A short history of hats

A short history of hats

From hats made of straw to hats with ribbons, feathers and flowers

Sheetal Vyas
October 15 , 2014
01 Min Read

The oldest evidence of hat-wearing comes from a pictorial depiction of a man with a conical straw hat in a Thebes tomb painting dating back to 3200 BCE.

The first hat to have a brim of sorts was the ‘Petasus’, a sun hat worn by ancient Greeks. It was made of wool felt, leather or straw, with a broad, floppy brim. You’ll recognize it from the symbol of Hermes, the Greek god of pilgrims.


Ladies in Europe began to make this accessory their own by the 17th century. Milliners came into being and the bonnet, adorned with ribbons, flowers, feathers and gauze trims, dominated fashion.

In the 18th century, gentlemen on the Continent took to wearing the Top Hat, a tall, flat-crowned affair that became hugely popular. Lincoln wore one; the iconic Uncle Sam does too!

In 1865, hat maker Stetson manufactured a flat-brimmed, straight-crowned waterproof hat called “Boss of the Plains”. The Cowboy Hat is even today an enduring symbol of America’s Wild West.
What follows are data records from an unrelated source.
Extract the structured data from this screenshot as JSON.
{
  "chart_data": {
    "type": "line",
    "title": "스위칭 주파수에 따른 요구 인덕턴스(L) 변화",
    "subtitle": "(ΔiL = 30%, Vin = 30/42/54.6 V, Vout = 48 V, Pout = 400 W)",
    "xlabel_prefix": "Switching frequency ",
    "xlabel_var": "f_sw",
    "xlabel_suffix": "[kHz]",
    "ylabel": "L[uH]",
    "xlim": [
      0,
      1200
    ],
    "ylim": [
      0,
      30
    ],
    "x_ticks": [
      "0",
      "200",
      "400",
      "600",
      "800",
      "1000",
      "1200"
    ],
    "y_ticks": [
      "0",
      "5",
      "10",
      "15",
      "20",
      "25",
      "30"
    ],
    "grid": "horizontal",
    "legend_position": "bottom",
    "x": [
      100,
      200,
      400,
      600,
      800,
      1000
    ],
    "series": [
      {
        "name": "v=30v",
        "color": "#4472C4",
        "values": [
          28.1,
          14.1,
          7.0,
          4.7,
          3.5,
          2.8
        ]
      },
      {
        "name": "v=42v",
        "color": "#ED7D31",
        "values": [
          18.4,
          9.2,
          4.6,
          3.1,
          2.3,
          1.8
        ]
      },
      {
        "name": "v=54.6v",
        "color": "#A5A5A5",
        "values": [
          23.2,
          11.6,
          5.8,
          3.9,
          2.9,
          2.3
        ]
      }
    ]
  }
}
Hats are making a comeback as fashion accessories, but there is one variant that has swept into almost every corner of the world — the fitted baseball cap. It came to us from the American ballgame, where a team called the Brooklyn Excelsiors wore an early prototype in 1860. Over time, the cap morphed into what it is today — everyone’s got one.